According to an amended complaint filed on Tuesday by Redbox, Disney has recently retained Anderson Merchandisers, an in-store merchandising company, in its effort to limit Redbox purchases of Disney DVDs. Redbox alleges that a major big-box retailer has been instructed not to allow Redbox employees to buy more than five Disney DVDs. The retailer is not identified in the complaint, but Anderson has a close relationship with Walmart.
Redbox alleges that Anderson employees have followed its own staffers around in stores and taken photographs of them, and in one case threatened a Redbox staffer with prison time.
“On February 27, 2018, a Redbox employee was threatened multiple times with imprisonment in a federal prison for purchasing combo packs of ‘Coco,'” the complaint alleges. “Upon information and belief, the threats were made by a representative of Anderson or Disney.”
The legal battle arises from Redbox’s practice of buying up DVD combo packs, which include codes for a digital download. Redbox then separates the codes and sells them separately through its kiosks, at a steeply discounted price compared to the cost of a download from iTunes or Amazon. Disney filed suit last fall accusing Redbox of copyright infringement, while Redbox contends that its practice is perfectly legal and that Disney is seeking to starve a low-cost competitor of content.
“Disney is seeking to expand its role in the distribution market itself as a competitor to retailers like Redbox and Netflix, and, on information and belief, to eventually remove third-party retailers from the distribution chain altogether,” Redbox alleges. “Disney wants consumers to be inured to higher prices so that they will not object to them once Disney expands into that market.”
In February, a federal judge denied Disney’s request for an injunction to block Redbox from selling download codes. On Monday, Disney renewed its bid for an injunction, saying it had updated its terms and conditions in response to the judge’s ruling.
Redbox argues that the issue is broader than the digital codes, saying that Disney is seeking to block it from obtaining physical discs, which it unquestionably has the right to re-sell. Redbox’s suit alleges that Disney is abusing its dominant position in the market, and will only have more power over retailers once the Fox merger is completed.

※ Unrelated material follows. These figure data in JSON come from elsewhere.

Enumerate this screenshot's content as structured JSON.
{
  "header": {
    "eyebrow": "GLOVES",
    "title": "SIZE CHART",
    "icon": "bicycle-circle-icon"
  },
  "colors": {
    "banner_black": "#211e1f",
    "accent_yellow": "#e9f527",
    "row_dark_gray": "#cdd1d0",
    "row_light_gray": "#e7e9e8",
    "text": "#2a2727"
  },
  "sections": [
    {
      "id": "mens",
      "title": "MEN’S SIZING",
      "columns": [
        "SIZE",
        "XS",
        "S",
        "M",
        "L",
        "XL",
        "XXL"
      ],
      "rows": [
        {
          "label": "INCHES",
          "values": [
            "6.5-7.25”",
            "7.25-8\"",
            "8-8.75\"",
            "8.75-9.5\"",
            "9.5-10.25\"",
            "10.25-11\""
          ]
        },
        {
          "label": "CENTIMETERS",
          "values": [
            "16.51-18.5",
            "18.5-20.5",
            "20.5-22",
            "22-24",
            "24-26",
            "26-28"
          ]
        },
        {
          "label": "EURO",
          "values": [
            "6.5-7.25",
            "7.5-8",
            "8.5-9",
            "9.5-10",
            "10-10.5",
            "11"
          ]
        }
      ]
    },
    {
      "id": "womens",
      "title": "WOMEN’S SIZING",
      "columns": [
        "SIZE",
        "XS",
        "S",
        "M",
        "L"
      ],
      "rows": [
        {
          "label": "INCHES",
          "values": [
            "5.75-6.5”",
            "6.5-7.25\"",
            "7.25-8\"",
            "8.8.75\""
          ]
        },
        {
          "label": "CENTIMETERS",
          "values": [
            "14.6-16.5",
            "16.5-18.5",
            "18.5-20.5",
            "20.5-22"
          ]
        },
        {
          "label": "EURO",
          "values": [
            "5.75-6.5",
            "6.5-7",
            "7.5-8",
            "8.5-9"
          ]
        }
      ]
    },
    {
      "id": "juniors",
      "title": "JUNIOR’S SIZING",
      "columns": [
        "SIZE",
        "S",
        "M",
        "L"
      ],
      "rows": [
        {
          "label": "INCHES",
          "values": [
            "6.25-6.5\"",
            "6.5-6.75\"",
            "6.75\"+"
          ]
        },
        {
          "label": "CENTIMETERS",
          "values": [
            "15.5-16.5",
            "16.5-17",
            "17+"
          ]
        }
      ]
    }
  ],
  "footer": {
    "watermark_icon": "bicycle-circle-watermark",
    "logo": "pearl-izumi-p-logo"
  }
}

“Disney is unlawfully using its market power to reduce output and prevent Redbox from meeting consumer demand for Disney titles,” Redbox states. “Only a company with substantial market power could dictate terms to major national big-box retailers that ultimately lead those retailers to sell fewer units.”
In response to the updated complaint, a Disney spokesman said, “Redbox continues to infringe our copyrights, and we have filed a renewed motion to stop its sale of our digital codes. While Redbox has filed a counterclaim to distract attention from its infringing conduct, we remain confident in our position and look forward to pursuing our claims in court.”